The city of Kingman was established in the early 1880s by Lewis Kingman who located the route of the Santa Fe Railway. In 1883 Kingman was established as a railroad stop.
One of the most interesting parks in Kingman is the the Locomotive Park. It is located at 1st and Andy Devine Avenue, in downtown Kingman. This park is home for AT&SF steam engine #3759, which visitors may climb aboard. AT&SF 3759 locomotive is listed on the National Register of Historic Places.
Shown above is Engine 3759 pulling a passenger train near Kingman
This "Mountain Type" coal-burning steam locomotive was built in 1927 by the Baldwin Locomotive Works. Then in 1941, it was converted to use oil. It was retired in 1953, having traveled over 2,585,600 miles.

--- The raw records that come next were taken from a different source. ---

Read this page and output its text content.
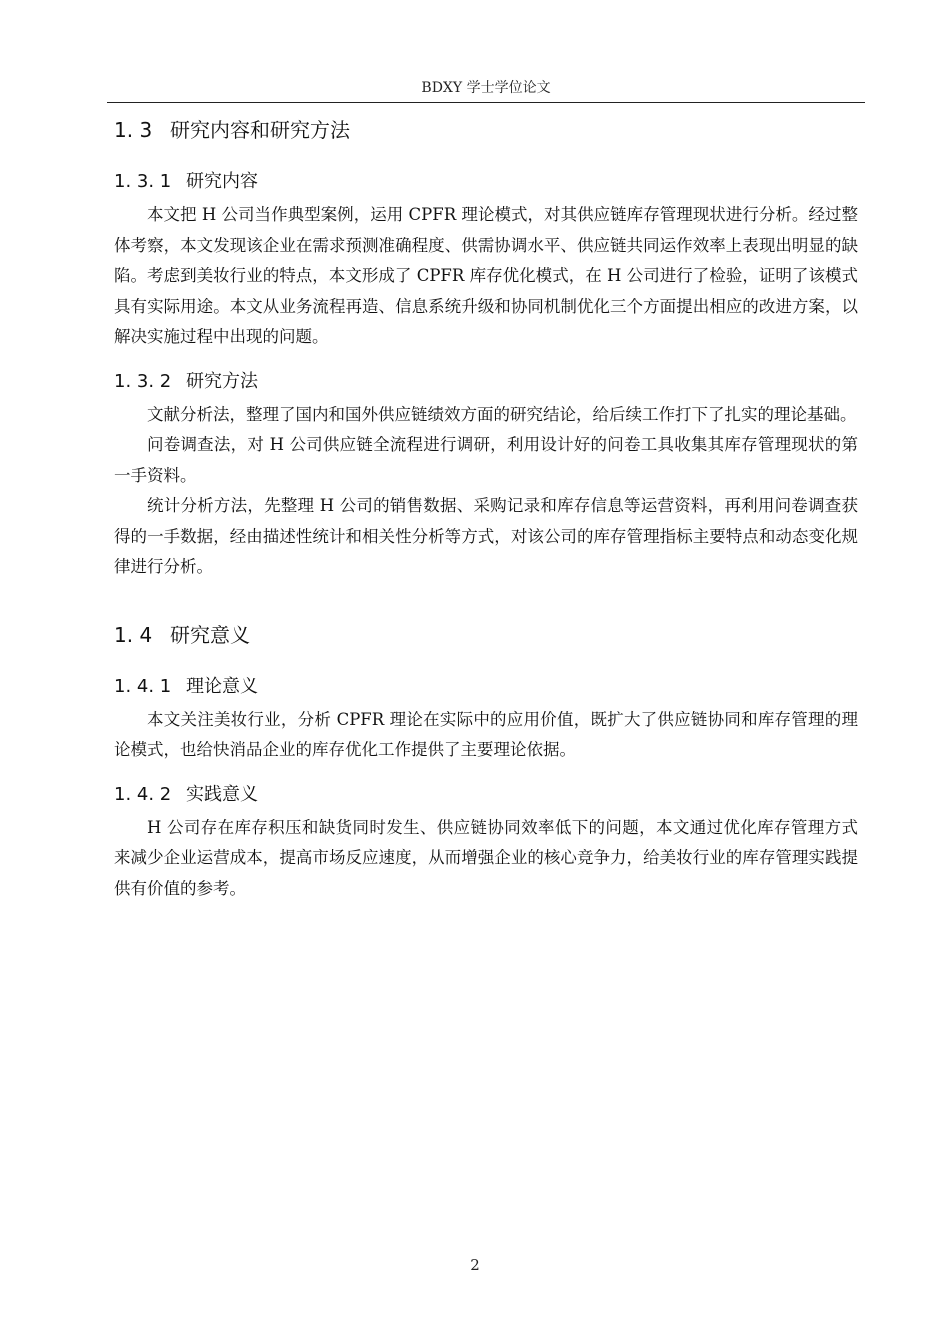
BDXY 学士学位论文
1. 3 研究内容和研究方法
1. 3. 1 研究内容

本文把 H 公司当作典型案例，运用 CPFR 理论模式，对其供应链库存管理现状进行分析。经过整体考察，本文发现该企业在需求预测准确程度、供需协调水平、供应链共同运作效率上表现出明显的缺陷。考虑到美妆行业的特点，本文形成了 CPFR 库存优化模式，在 H 公司进行了检验，证明了该模式具有实际用途。本文从业务流程再造、信息系统升级和协同机制优化三个方面提出相应的改进方案，以解决实施过程中出现的问题。

1. 3. 2 研究方法

文献分析法，整理了国内和国外供应链绩效方面的研究结论，给后续工作打下了扎实的理论基础。

问卷调查法，对 H 公司供应链全流程进行调研，利用设计好的问卷工具收集其库存管理现状的第一手资料。

统计分析方法，先整理 H 公司的销售数据、采购记录和库存信息等运营资料，再利用问卷调查获得的一手数据，经由描述性统计和相关性分析等方式，对该公司的库存管理指标主要特点和动态变化规律进行分析。

1. 4 研究意义
1. 4. 1 理论意义

本文关注美妆行业，分析 CPFR 理论在实际中的应用价值，既扩大了供应链协同和库存管理的理论模式，也给快消品企业的库存优化工作提供了主要理论依据。

1. 4. 2 实践意义

H 公司存在库存积压和缺货同时发生、供应链协同效率低下的问题，本文通过优化库存管理方式来减少企业运营成本，提高市场反应速度，从而增强企业的核心竞争力，给美妆行业的库存管理实践提供有价值的参考。

2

The AT&SF used its 4-8-4s for regular passenger service from Los Angeles to Kansas City, with Kingman as a water stop. Since its main line stretching over 2200 miles (Chicago to California), the AT&SF had a real need for excellent motive power.
Finally in 1957, it was the last steam engine to travel the line to Kingman. On this last journey, the Santa Fe Railroad presented the engine to the city of Kingman.
In 1987 caboose 999520 was retired and donated to Kingman to be added to the 3759 display. The park was added to the National Register of Historic Places in 1986 as number 86001113.